You can see how close the PyTorch/Python code is to the mathematical matrix formulas. This makes it very quick to get working code running.

Test the matrix element formulas.

def test_matrix_elements():
# test input with a known result
    n = 3;
    vechLk = th.tensor([ 1.00000039208682, 0.02548044275764261, 0.3525161612610669,
                         1.6669144815242515, 0.9630555318946559, 1.8382882034659822
                       ], device=device, dtype=dtype, requires_grad=True);

    vechLl = th.tensor([ 1.3353550436464964, 0.9153272033682132, 0.7958636766525028,
                         1.8326931436447955, 0.3450426931160630, 1.8711839323167831
                       ], device=device, dtype=dtype, requires_grad=True);

    Sym = th.tensor([[0,0,1],
                    [0,1,0],
                    [1,0,0]], device=device, dtype=dtype);

    Mass = th.tensor([[5.446170e-4, 2.723085077e-4, 2.723085077e-4],
                     [2.723085077e-4, .5002723085, 2.723085077e-4],
                     [2.723085077e-4, 2.723085077e-4, .5002723085 ]], device=device, dtype=dtype);

    vecQ = th.tensor([1, -1, -1, -1, 1, -1], device=device, dtype=dtype);

    matels = matrix_elements(n, vechLk, vechLl, Sym, Mass, vecQ)

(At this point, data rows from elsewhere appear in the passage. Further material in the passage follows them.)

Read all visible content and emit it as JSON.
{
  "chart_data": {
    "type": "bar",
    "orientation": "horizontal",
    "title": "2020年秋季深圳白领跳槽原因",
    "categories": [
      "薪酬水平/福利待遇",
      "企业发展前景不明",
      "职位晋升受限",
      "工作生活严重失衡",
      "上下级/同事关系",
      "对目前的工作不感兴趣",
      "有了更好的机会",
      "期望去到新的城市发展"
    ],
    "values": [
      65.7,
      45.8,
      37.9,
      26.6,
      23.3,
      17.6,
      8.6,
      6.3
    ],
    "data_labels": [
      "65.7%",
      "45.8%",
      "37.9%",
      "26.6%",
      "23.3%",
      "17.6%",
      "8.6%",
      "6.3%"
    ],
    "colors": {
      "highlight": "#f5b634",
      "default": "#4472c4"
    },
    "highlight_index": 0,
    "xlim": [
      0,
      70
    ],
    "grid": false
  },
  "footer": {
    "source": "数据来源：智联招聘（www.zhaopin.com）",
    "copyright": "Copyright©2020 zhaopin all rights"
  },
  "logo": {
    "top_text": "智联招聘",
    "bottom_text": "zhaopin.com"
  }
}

    print('skl: ',matels['skl']) # should be 0.5334
    print('tkl: ',matels['tkl']) # should be 4.3509
    print('vkl: ',matels['vkl']) # should be -2.3840
start_time = time.time()
test_matrix_elements()
print(" took {:.6f} seconds ".format(time.time() - start_time))
skl:  tensor(0.5334, dtype=torch.float64, grad_fn=)
tkl:  tensor(4.3509, dtype=torch.float64, grad_fn=)
vkl:  tensor(-2.3840, dtype=torch.float64, grad_fn=)
 took 0.047023 seconds

Those numbers are the expected output for those parameters so we can move on to computing the energy.

Define the energy “loss” function

“energy()” loops over the lower triangle of S T and V making calls to the matrix element code. These matrices are then used to create the Hamiltonian matrix H and Overlap S that are then used to compute the energy.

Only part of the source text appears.